I am very blessed and have great parents that have surrounded me with love and given me some incredible teachings. And still, like with anybody, our relationship is not ‘perfect’. Then one day I had an ‘a-ha! moment’ and realised that some of my parents greatest gifts to me were their weaknesses.

Let me explain. Okay, so I can say I have got from my parents an introduction to Eastern mystical spirituality, a love for whole-foods and an understanding of their importance in creating and maintaining good health, a thirst for learning, a love for travelling, and so much more… and then there were things they couldn’t teach me, like how to be tidy, how to dress perfectly for a cocktail party or how to make small talk with people you have just met. They couldn’t teach me these things because they were not in their repertoire – or at least these are not things that were important to them.

So I had to learn them for myself. And there is the gift. In a way those areas, the things I have had to go out and learn for myself are the ones I am most proud of – I didn’t just inherit them or learn them by osmosis by hanging around them. I had to work for them (and keep working and learning them afresh).
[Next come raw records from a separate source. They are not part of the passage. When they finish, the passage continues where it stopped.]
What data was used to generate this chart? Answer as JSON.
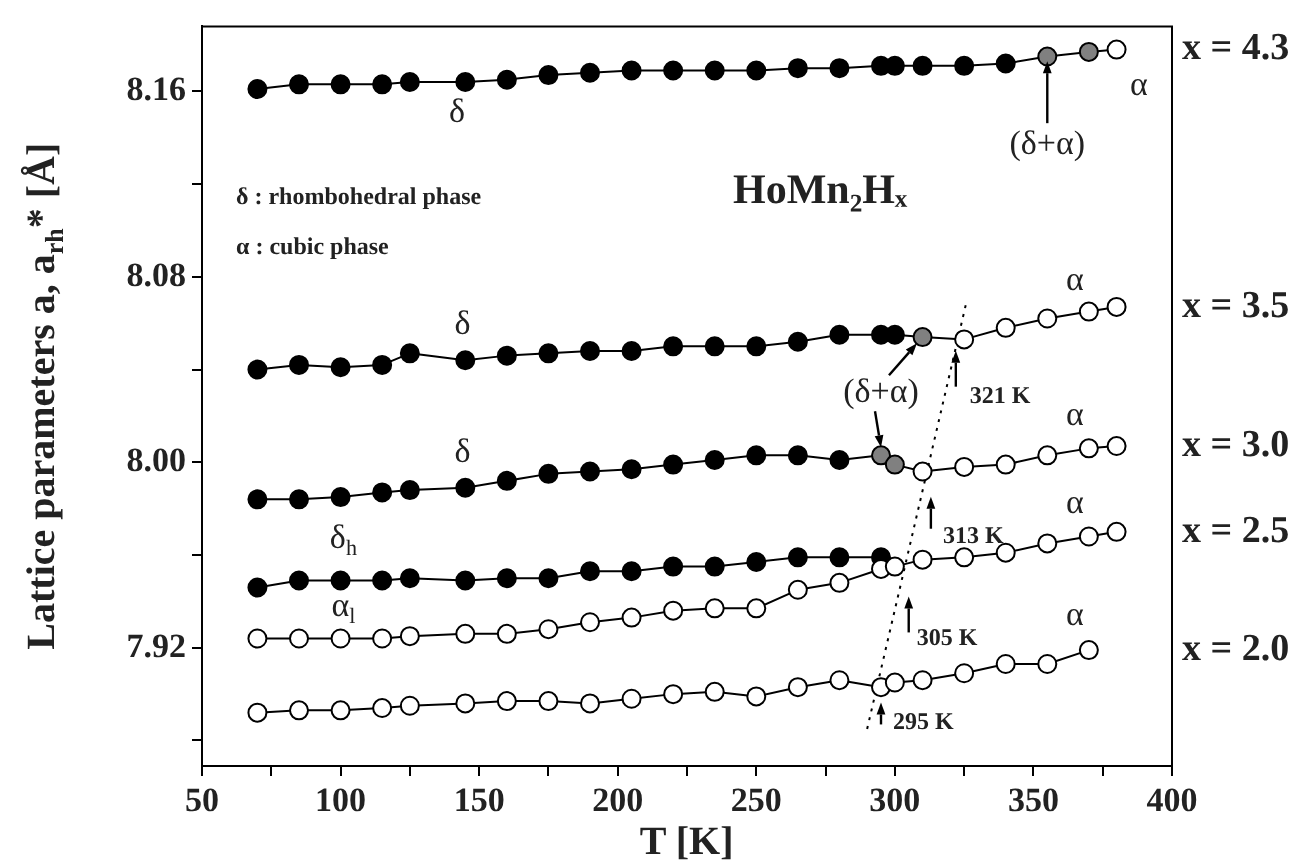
{
  "chart_data": {
    "type": "line",
    "title": "HoMn₂Hₓ",
    "xlabel": "T [K]",
    "ylabel": "Lattice parameters a, a$_{rh}$* [Å]",
    "x": [
      70,
      85,
      100,
      115,
      125,
      145,
      160,
      175,
      190,
      205,
      220,
      235,
      250,
      265,
      280,
      295,
      300,
      310,
      325,
      340,
      355,
      370,
      380
    ],
    "xlim": [
      50,
      400
    ],
    "xticks": [
      50,
      {
        "value": 75,
        "label": null
      },
      100,
      {
        "value": 125,
        "label": null
      },
      150,
      {
        "value": 175,
        "label": null
      },
      200,
      {
        "value": 225,
        "label": null
      },
      250,
      {
        "value": 275,
        "label": null
      },
      300,
      {
        "value": 325,
        "label": null
      },
      350,
      {
        "value": 375,
        "label": null
      },
      400
    ],
    "ylim": [
      7.869,
      8.188
    ],
    "yticks": [
      {
        "value": 7.88,
        "label": null
      },
      7.92,
      {
        "value": 7.96,
        "label": null
      },
      {
        "value": 8,
        "label": "8.00"
      },
      {
        "value": 8.04,
        "label": null
      },
      8.08,
      {
        "value": 8.12,
        "label": null
      },
      8.16
    ],
    "grid": false,
    "marker": "circle",
    "line_style": "solid",
    "series": [
      {
        "name": "x = 4.3",
        "color": "#000000",
        "values": [
          8.161,
          8.163,
          8.163,
          8.163,
          8.164,
          8.164,
          8.165,
          8.167,
          8.168,
          8.169,
          8.169,
          8.169,
          8.169,
          8.17,
          8.17,
          8.171,
          8.171,
          8.171,
          8.171,
          8.172,
          8.175,
          8.177,
          8.178
        ],
        "colors": [
          "#000000",
          "#000000",
          "#000000",
          "#000000",
          "#000000",
          "#000000",
          "#000000",
          "#000000",
          "#000000",
          "#000000",
          "#000000",
          "#000000",
          "#000000",
          "#000000",
          "#000000",
          "#000000",
          "#000000",
          "#000000",
          "#000000",
          "#000000",
          "#808080",
          "#808080",
          "#ffffff"
        ]
      },
      {
        "name": "x = 3.5",
        "color": "#000000",
        "values": [
          8.04,
          8.042,
          8.041,
          8.042,
          8.047,
          8.044,
          8.046,
          8.047,
          8.048,
          8.048,
          8.05,
          8.05,
          8.05,
          8.052,
          8.055,
          8.055,
          8.055,
          8.054,
          8.053,
          8.058,
          8.062,
          8.065,
          8.067
        ],
        "colors": [
          "#000000",
          "#000000",
          "#000000",
          "#000000",
          "#000000",
          "#000000",
          "#000000",
          "#000000",
          "#000000",
          "#000000",
          "#000000",
          "#000000",
          "#000000",
          "#000000",
          "#000000",
          "#000000",
          "#000000",
          "#808080",
          "#ffffff",
          "#ffffff",
          "#ffffff",
          "#ffffff",
          "#ffffff"
        ]
      },
      {
        "name": "x = 3.0",
        "color": "#000000",
        "values": [
          7.984,
          7.984,
          7.985,
          7.987,
          7.988,
          7.989,
          7.992,
          7.995,
          7.996,
          7.997,
          7.999,
          8.001,
          8.003,
          8.003,
          8.001,
          8.003,
          7.999,
          7.996,
          7.998,
          7.999,
          8.003,
          8.006,
          8.007
        ],
        "colors": [
          "#000000",
          "#000000",
          "#000000",
          "#000000",
          "#000000",
          "#000000",
          "#000000",
          "#000000",
          "#000000",
          "#000000",
          "#000000",
          "#000000",
          "#000000",
          "#000000",
          "#000000",
          "#808080",
          "#808080",
          "#ffffff",
          "#ffffff",
          "#ffffff",
          "#ffffff",
          "#ffffff",
          "#ffffff"
        ]
      },
      {
        "name": "x = 2.5",
        "color": "#000000",
        "values": [
          7.924,
          7.924,
          7.924,
          7.924,
          7.925,
          7.926,
          7.926,
          7.928,
          7.931,
          7.933,
          7.936,
          7.937,
          7.937,
          7.945,
          7.948,
          7.954,
          7.955,
          7.958,
          7.959,
          7.961,
          7.965,
          7.968,
          7.97
        ],
        "colors": [
          "#ffffff",
          "#ffffff",
          "#ffffff",
          "#ffffff",
          "#ffffff",
          "#ffffff",
          "#ffffff",
          "#ffffff",
          "#ffffff",
          "#ffffff",
          "#ffffff",
          "#ffffff",
          "#ffffff",
          "#ffffff",
          "#ffffff",
          "#ffffff",
          "#ffffff",
          "#ffffff",
          "#ffffff",
          "#ffffff",
          "#ffffff",
          "#ffffff",
          "#ffffff"
        ]
      },
      {
        "color": "#000000",
        "x": [
          70,
          85,
          100,
          115,
          125,
          145,
          160,
          175,
          190,
          205,
          220,
          235,
          250,
          265,
          280,
          295
        ],
        "values": [
          7.946,
          7.949,
          7.949,
          7.949,
          7.95,
          7.949,
          7.95,
          7.95,
          7.953,
          7.953,
          7.955,
          7.955,
          7.957,
          7.959,
          7.959,
          7.959
        ]
      },
      {
        "name": "x = 2.0",
        "color": "#000000",
        "x": [
          70,
          85,
          100,
          115,
          125,
          145,
          160,
          175,
          190,
          205,
          220,
          235,
          250,
          265,
          280,
          295,
          300,
          310,
          325,
          340,
          355,
          370
        ],
        "values": [
          7.892,
          7.893,
          7.893,
          7.894,
          7.895,
          7.896,
          7.897,
          7.897,
          7.896,
          7.898,
          7.9,
          7.901,
          7.899,
          7.903,
          7.906,
          7.903,
          7.905,
          7.906,
          7.909,
          7.913,
          7.913,
          7.919
        ],
        "colors": [
          "#ffffff",
          "#ffffff",
          "#ffffff",
          "#ffffff",
          "#ffffff",
          "#ffffff",
          "#ffffff",
          "#ffffff",
          "#ffffff",
          "#ffffff",
          "#ffffff",
          "#ffffff",
          "#ffffff",
          "#ffffff",
          "#ffffff",
          "#ffffff",
          "#ffffff",
          "#ffffff",
          "#ffffff",
          "#ffffff",
          "#ffffff",
          "#ffffff"
        ]
      },
      {
        "type": "line",
        "color": "#000000",
        "marker": "none",
        "line_style": "dotted",
        "x": [
          290,
          326
        ],
        "values": [
          7.885,
          8.07
        ]
      }
    ],
    "annotations": [
      "δ : rhombohedral phase",
      "α : cubic phase",
      "δ",
      "δ",
      "δ",
      "δ$_{h}$",
      "α$_{l}$",
      "α",
      "α",
      "α",
      "α",
      "α",
      {
        "text": "(δ+α)",
        "x": 355,
        "y": 8.173
      },
      {
        "text": "(δ+α)",
        "x": 295,
        "y": 8.003
      },
      {
        "text": "321 K",
        "x": 322,
        "y": 8.049
      },
      {
        "text": "313 K",
        "x": 313,
        "y": 7.986
      },
      {
        "text": "305 K",
        "x": 305,
        "y": 7.943
      },
      {
        "text": "295 K",
        "x": 295,
        "y": 7.899
      }
    ]
  }
}
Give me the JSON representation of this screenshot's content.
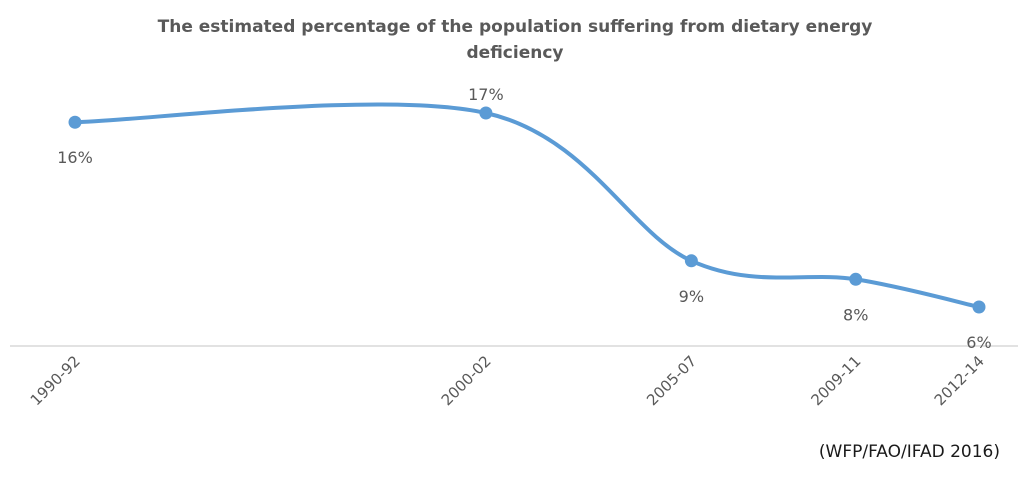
{
  "chart_data": {
    "type": "line",
    "title_line1": "The estimated percentage of the population suffering from dietary energy",
    "title_line2": "deficiency",
    "categories": [
      "1990-92",
      "2000-02",
      "2005-07",
      "2009-11",
      "2012-14"
    ],
    "x_years": [
      1991,
      2001,
      2006,
      2010,
      2013
    ],
    "values": [
      16.5,
      17,
      9,
      8,
      6.5
    ],
    "data_labels": [
      "16%",
      "17%",
      "9%",
      "8%",
      "6%"
    ],
    "label_position": [
      "below",
      "above",
      "below",
      "below",
      "below"
    ],
    "ylim": [
      4,
      22
    ],
    "smooth": true,
    "grid": false,
    "legend": "none",
    "line_color": "#5B9BD5",
    "axis_color": "#D9D9D9",
    "text_color": "#595959",
    "source": "(WFP/FAO/IFAD 2016)"
  }
}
This was a gift by omission. And so it is that I find it is all gifts: the good stuff are gifts and the ‘bad’ stuff are just a different kind of gift.

I’d do well to remember that with my own child(ren). As my uncle says, jokingly, I am going to f*ck ’em up. All kids say their parents f*cked ’em up. It is just a question of how.So, we might as well let go and trust God/the Universe to sort it all out (hmm, my uncle doesn’t say that part, I just ad-libbed it).

In fact, I believe babies chose the parents they are to be born to with some knowledge of the kind of conditions and experiences they are coming into. Sometimes they come to learn, sometimes they come to teach, sometimes they come just to observe but either way the parents they are given are the perfect parents for them to experience what they are here, on this planet, to experience. So it is not my job to be perfect. I can do what I can do and the rest is, well, out of my hands and I trust that God, my kid(s) and providence are in charge of the rest.